A hardware root of trust provides a secure location to store and manage security assets like keys and certificates
(Rambus)

In an interview with Fierce Electronics, Jim Yastic, director of technical marketing at Macronix, said automotive security is having to evolve along with the vehicle thanks to autonomy and electrification, which has led to increased electronics content in the car while opening opportunities for semiconductor and networking companies to reimagine their architectures and offer new products. By leveraging technologies that exist in other markets and redesigning them so fewer parts are required, he said, they’re creating a domain architecture that acts as “sensor fusion,” which aggregates a great deal of data traffic.

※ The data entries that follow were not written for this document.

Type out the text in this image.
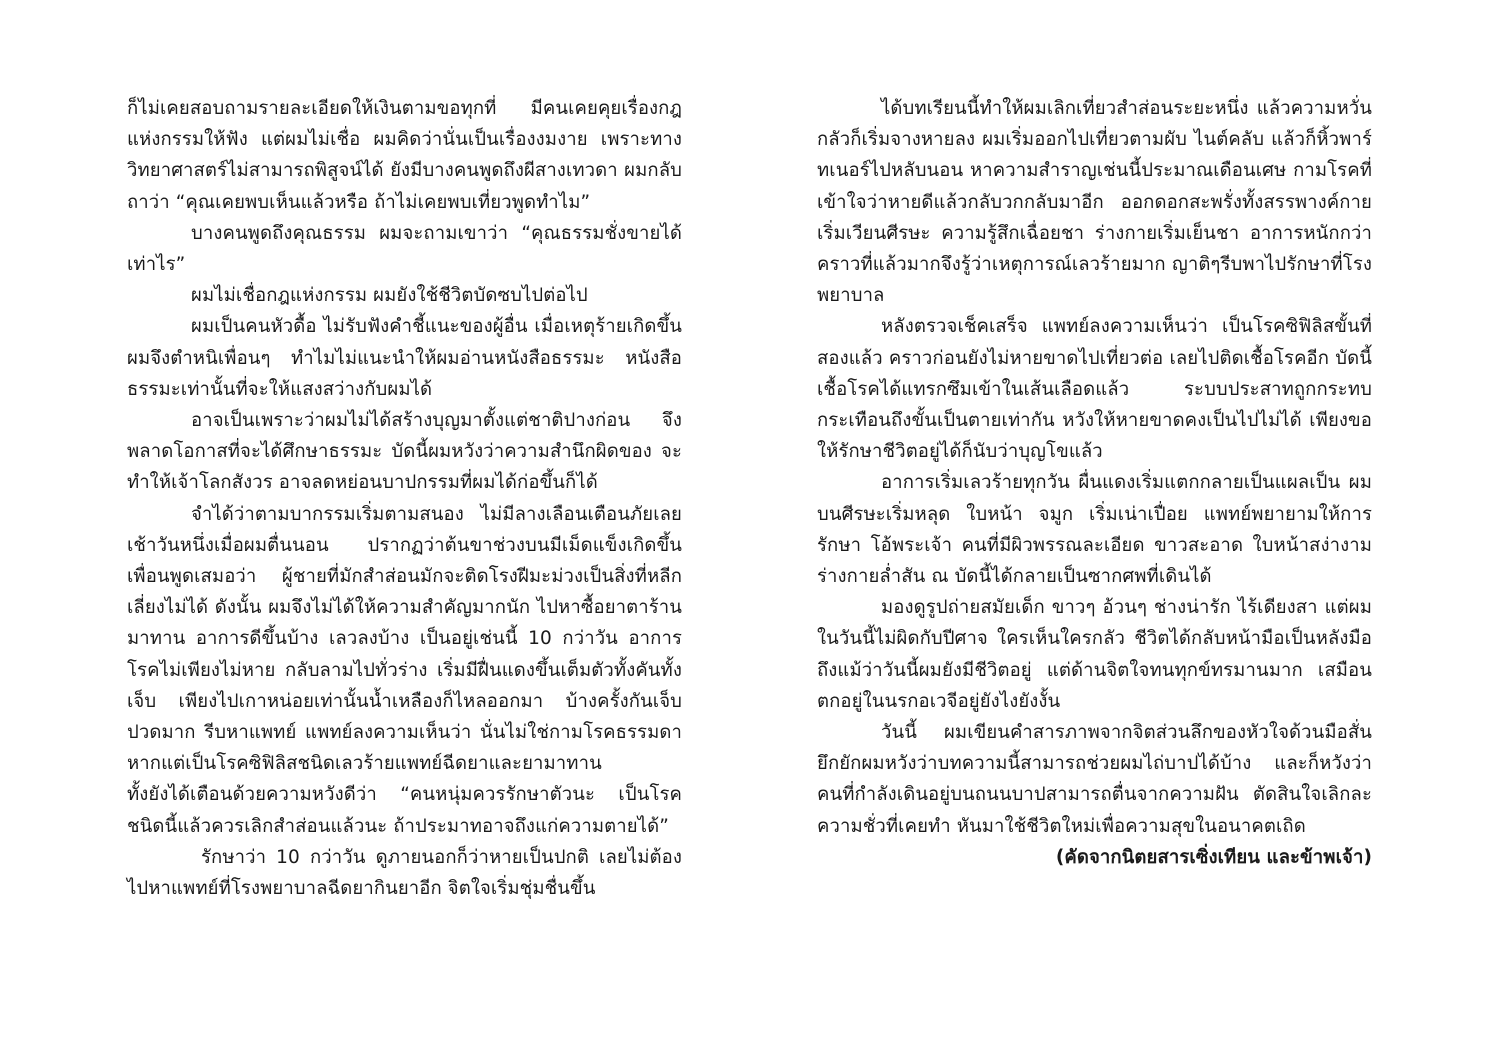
ก็ไม่เคยสอบถามรายละเอียดให้เงินตามขอทุกที่ มีคนเคยคุยเรื่องกฎแห่งกรรมให้ฟัง แต่ผมไม่เชื่อ ผมคิดว่านั่นเป็นเรื่องงมงาย เพราะทางวิทยาศาสตร์ไม่สามารถพิสูจน์ได้ ยังมีบางคนพูดถึงผีสางเทวดา ผมกลับถาว่า “คุณเคยพบเห็นแล้วหรือ ถ้าไม่เคยพบเที่ยวพูดทำไม”

บางคนพูดถึงคุณธรรม ผมจะถามเขาว่า “คุณธรรมชั่งขายได้เท่าไร”

ผมไม่เชื่อกฎแห่งกรรม ผมยังใช้ชีวิตบัดซบไปต่อไป

ผมเป็นคนหัวดื้อ ไม่รับฟังคำชี้แนะของผู้อื่น เมื่อเหตุร้ายเกิดขึ้น ผมจึงตำหนิเพื่อนๆ ทำไมไม่แนะนำให้ผมอ่านหนังสือธรรมะ หนังสือธรรมะเท่านั้นที่จะให้แสงสว่างกับผมได้

อาจเป็นเพราะว่าผมไม่ได้สร้างบุญมาตั้งแต่ชาติปางก่อน จึงพลาดโอกาสที่จะได้ศึกษาธรรมะ บัดนี้ผมหวังว่าความสำนึกผิดของ จะทำให้เจ้าโลกสังวร อาจลดหย่อนบาปกรรมที่ผมได้ก่อขึ้นก็ได้

จำได้ว่าตามบากรรมเริ่มตามสนอง ไม่มีลางเลือนเตือนภัยเลย เช้าวันหนึ่งเมื่อผมตื่นนอน ปรากฏว่าต้นขาช่วงบนมีเม็ดแข็งเกิดขึ้น เพื่อนพูดเสมอว่า ผู้ชายที่มักสำส่อนมักจะติดโรงฝีมะม่วงเป็นสิ่งที่หลีกเลี่ยงไม่ได้ ดังนั้น ผมจึงไม่ได้ให้ความสำคัญมากนัก ไปหาซื้อยาตาร้านมาทาน อาการดีขึ้นบ้าง เลวลงบ้าง เป็นอยู่เช่นนี้ 10 กว่าวัน อาการโรคไม่เพียงไม่หาย กลับลามไปทั่วร่าง เริ่มมีฝื่นแดงขึ้นเต็มตัวทั้งคันทั้งเจ็บ เพียงไปเกาหน่อยเท่านั้นน้ำเหลืองก็ไหลออกมา บ้างครั้งกันเจ็บปวดมาก รีบหาแพทย์ แพทย์ลงความเห็นว่า นั่นไม่ใช่กามโรคธรรมดา หากแต่เป็นโรคซิฟิลิสชนิดเลวร้ายแพทย์ฉีดยาและยามาทาน

ทั้งยังได้เตือนด้วยความหวังดีว่า “คนหนุ่มควรรักษาตัวนะ เป็นโรคชนิดนี้แล้วควรเลิกสำส่อนแล้วนะ ถ้าประมาทอาจถึงแก่ความตายได้”

รักษาว่า 10 กว่าวัน ดูภายนอกก็ว่าหายเป็นปกติ เลยไม่ต้องไปหาแพทย์ที่โรงพยาบาลฉีดยากินยาอีก จิตใจเริ่มชุ่มชื่นขึ้น

ได้บทเรียนนี้ทำให้ผมเลิกเที่ยวสำส่อนระยะหนึ่ง แล้วความหวั่นกลัวก็เริ่มจางหายลง ผมเริ่มออกไปเที่ยวตามผับ ไนต์คลับ แล้วก็หิ้วพาร์ทเนอร์ไปหลับนอน หาความสำราญเช่นนี้ประมาณเดือนเศษ กามโรคที่เข้าใจว่าหายดีแล้วกลับวกกลับมาอีก ออกดอกสะพรั่งทั้งสรรพางค์กาย เริ่มเวียนศีรษะ ความรู้สึกเฉื่อยชา ร่างกายเริ่มเย็นชา อาการหนักกว่าคราวที่แล้วมากจึงรู้ว่าเหตุการณ์เลวร้ายมาก ญาติๆรีบพาไปรักษาที่โรงพยาบาล

หลังตรวจเช็คเสร็จ แพทย์ลงความเห็นว่า เป็นโรคซิฟิลิสขั้นที่สองแล้ว คราวก่อนยังไม่หายขาดไปเที่ยวต่อ เลยไปติดเชื้อโรคอีก บัดนี้ เชื้อโรคได้แทรกซึมเข้าในเส้นเลือดแล้ว ระบบประสาทถูกกระทบกระเทือนถึงขั้นเป็นตายเท่ากัน หวังให้หายขาดคงเป็นไปไม่ได้ เพียงขอให้รักษาชีวิตอยู่ได้ก็นับว่าบุญโขแล้ว

อาการเริ่มเลวร้ายทุกวัน ผื่นแดงเริ่มแตกกลายเป็นแผลเป็น ผมบนศีรษะเริ่มหลุด ใบหน้า จมูก เริ่มเน่าเปื่อย แพทย์พยายามให้การรักษา โอ้พระเจ้า คนที่มีผิวพรรณละเอียด ขาวสะอาด ใบหน้าสง่างาม ร่างกายล่ำสัน ณ บัดนี้ได้กลายเป็นซากศพที่เดินได้

มองดูรูปถ่ายสมัยเด็ก ขาวๆ อ้วนๆ ช่างน่ารัก ไร้เดียงสา แต่ผมในวันนี้ไม่ผิดกับปีศาจ ใครเห็นใครกลัว ชีวิตได้กลับหน้ามือเป็นหลังมือ ถึงแม้ว่าวันนี้ผมยังมีชีวิตอยู่ แต่ด้านจิตใจทนทุกข์ทรมานมาก เสมือนตกอยู่ในนรกอเวจีอยู่ยังไงยังงั้น

วันนี้ ผมเขียนคำสารภาพจากจิตส่วนลึกของหัวใจด้วนมือสั่นยึกยักผมหวังว่าบทความนี้สามารถช่วยผมไถ่บาปได้บ้าง และก็หวังว่าคนที่กำลังเดินอยู่บนถนนบาปสามารถตื่นจากความฝัน ตัดสินใจเลิกละ ความชั่วที่เคยทำ หันมาใช้ชีวิตใหม่เพื่อความสุขในอนาคตเถิด

(คัดจากนิตยสารเซิ่งเทียน และข้าพเจ้า)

(The recent IDTechEx research report also noted not only will autonomous vehicles increase the number of sensors in vehicles, but that autonomy is driving up the need for higher-performing sensors, including lidar, with more expensive and more advanced semiconductor technologies.)

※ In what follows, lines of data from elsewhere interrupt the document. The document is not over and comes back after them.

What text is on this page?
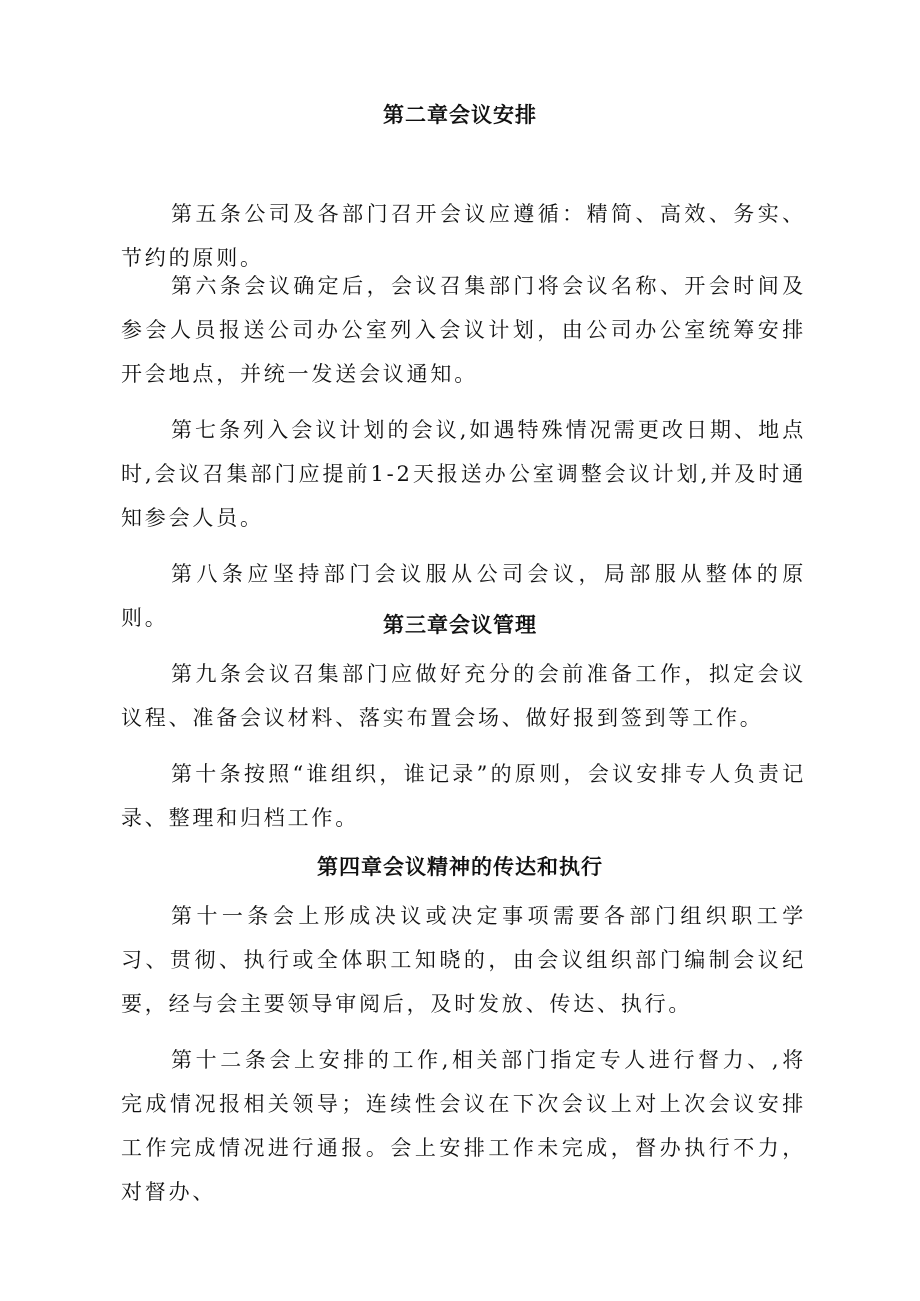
第二章会议安排

第五条公司及各部门召开会议应遵循：精简、高效、务实、节约的原则。

第六条会议确定后，会议召集部门将会议名称、开会时间及参会人员报送公司办公室列入会议计划，由公司办公室统筹安排开会地点，并统一发送会议通知。

第七条列入会议计划的会议,如遇特殊情况需更改日期、地点时,会议召集部门应提前1-2天报送办公室调整会议计划,并及时通知参会人员。

第八条应坚持部门会议服从公司会议，局部服从整体的原则。	第三章会议管理

第九条会议召集部门应做好充分的会前准备工作，拟定会议议程、准备会议材料、落实布置会场、做好报到签到等工作。

第十条按照“谁组织，谁记录”的原则，会议安排专人负责记录、整理和归档工作。

第四章会议精神的传达和执行

第十一条会上形成决议或决定事项需要各部门组织职工学习、贯彻、执行或全体职工知晓的，由会议组织部门编制会议纪要，经与会主要领导审阅后，及时发放、传达、执行。

第十二条会上安排的工作,相关部门指定专人进行督力、,将完成情况报相关领导；连续性会议在下次会议上对上次会议安排工作完成情况进行通报。会上安排工作未完成，督办执行不力，对督办、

Regardless of the analogy you apply to modern vehicles – they’re a smartphone, server, or data center on wheels – automotive OEMs are being mandated to secure data when it’s in transit or at rest through the adoption of standards. “The market is simply reacting to that,” Yastic said. “These central computers require the storage of a lot of keys and credentials.” As a memory maker with a long history in automotive, Macronix must comply with new standards that require it to do authentication on the fly, which makes its architecture more complex even as it becomes safer, he said, while not slowing down boot up so the car starts right away.

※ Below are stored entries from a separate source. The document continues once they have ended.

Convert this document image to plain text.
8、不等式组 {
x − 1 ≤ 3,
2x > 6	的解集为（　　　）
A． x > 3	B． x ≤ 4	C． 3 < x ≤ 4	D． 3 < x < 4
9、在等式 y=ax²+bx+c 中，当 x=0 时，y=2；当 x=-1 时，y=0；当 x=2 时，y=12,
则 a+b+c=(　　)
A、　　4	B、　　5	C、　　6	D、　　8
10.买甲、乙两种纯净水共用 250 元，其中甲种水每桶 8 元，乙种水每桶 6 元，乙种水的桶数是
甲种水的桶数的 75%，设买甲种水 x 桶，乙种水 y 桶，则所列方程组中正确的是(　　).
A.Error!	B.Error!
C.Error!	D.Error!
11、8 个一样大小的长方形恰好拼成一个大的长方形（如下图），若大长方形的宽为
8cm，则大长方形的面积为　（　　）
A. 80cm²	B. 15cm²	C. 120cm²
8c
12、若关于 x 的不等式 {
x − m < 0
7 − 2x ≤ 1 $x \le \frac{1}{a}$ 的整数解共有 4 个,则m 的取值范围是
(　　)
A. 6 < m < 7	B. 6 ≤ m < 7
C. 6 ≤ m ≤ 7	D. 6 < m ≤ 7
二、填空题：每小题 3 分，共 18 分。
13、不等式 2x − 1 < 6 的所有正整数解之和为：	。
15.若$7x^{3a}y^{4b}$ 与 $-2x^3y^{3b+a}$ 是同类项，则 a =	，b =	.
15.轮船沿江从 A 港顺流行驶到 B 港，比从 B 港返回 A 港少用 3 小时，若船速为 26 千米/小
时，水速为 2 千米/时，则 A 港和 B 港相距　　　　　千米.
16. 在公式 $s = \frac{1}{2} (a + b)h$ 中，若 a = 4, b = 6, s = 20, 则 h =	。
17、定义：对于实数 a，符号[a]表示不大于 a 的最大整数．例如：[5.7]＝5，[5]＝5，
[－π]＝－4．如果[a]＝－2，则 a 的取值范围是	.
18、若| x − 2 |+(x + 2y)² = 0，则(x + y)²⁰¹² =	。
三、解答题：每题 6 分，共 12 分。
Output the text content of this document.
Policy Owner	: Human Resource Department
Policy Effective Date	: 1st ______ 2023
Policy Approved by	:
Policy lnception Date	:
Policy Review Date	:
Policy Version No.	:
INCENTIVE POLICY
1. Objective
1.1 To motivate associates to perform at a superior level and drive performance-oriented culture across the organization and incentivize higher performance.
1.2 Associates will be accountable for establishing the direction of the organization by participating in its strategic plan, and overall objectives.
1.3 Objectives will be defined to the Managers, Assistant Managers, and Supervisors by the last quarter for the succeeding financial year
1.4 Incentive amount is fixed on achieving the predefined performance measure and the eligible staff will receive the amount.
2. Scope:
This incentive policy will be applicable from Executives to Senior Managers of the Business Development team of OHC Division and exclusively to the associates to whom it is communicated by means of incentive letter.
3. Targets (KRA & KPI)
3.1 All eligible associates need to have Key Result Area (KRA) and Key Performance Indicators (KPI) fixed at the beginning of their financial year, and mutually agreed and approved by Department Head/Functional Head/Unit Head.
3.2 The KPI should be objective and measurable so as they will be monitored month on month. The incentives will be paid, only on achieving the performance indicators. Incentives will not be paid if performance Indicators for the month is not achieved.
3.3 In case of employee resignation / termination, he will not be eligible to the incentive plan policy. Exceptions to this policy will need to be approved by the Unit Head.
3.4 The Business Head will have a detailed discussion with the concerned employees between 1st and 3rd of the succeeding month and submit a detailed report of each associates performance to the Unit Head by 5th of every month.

The threat to automotive security isn’t just that data might get breached or that nefarious parties might get control of the vehicle and compromise safety, but the intellectual property within the vehicle that enables autonomy and other advanced features is valuable and must guarded against theft, Yastic said. Autonomous vehicles rely a great deal on machine learning models, for example, and they need to be protected from corporate espionage. “The model that they have is the thing they're trying to protect,” he said. “If someone stole the model, they can learn a lot from it.”

As automotive architectures become more complex as they consolidate, there’s fewer attack surfaces (and the benefit of lower power consumption). Yastic said consolidation of compute platforms also makes OTA updates easier, while also providing potentials paths to compromise the vehicle, making the car itself an access point to other systems for threat actors so they can access other servers, he said.

In a smart city, the connected vehicle is another IoT device, which has led to the emergence of the “internet of vehicles,” Yastic said. The car is no longer the target of the attack, but the mechanisms it uses to enable convenient functions such infotainment, software updates and even automatic toll payments are also a means to gain access to other systems via the vehicle. “Interconnectivity is a great thing but an excellent way to enter into a system if it's not properly protected," he said.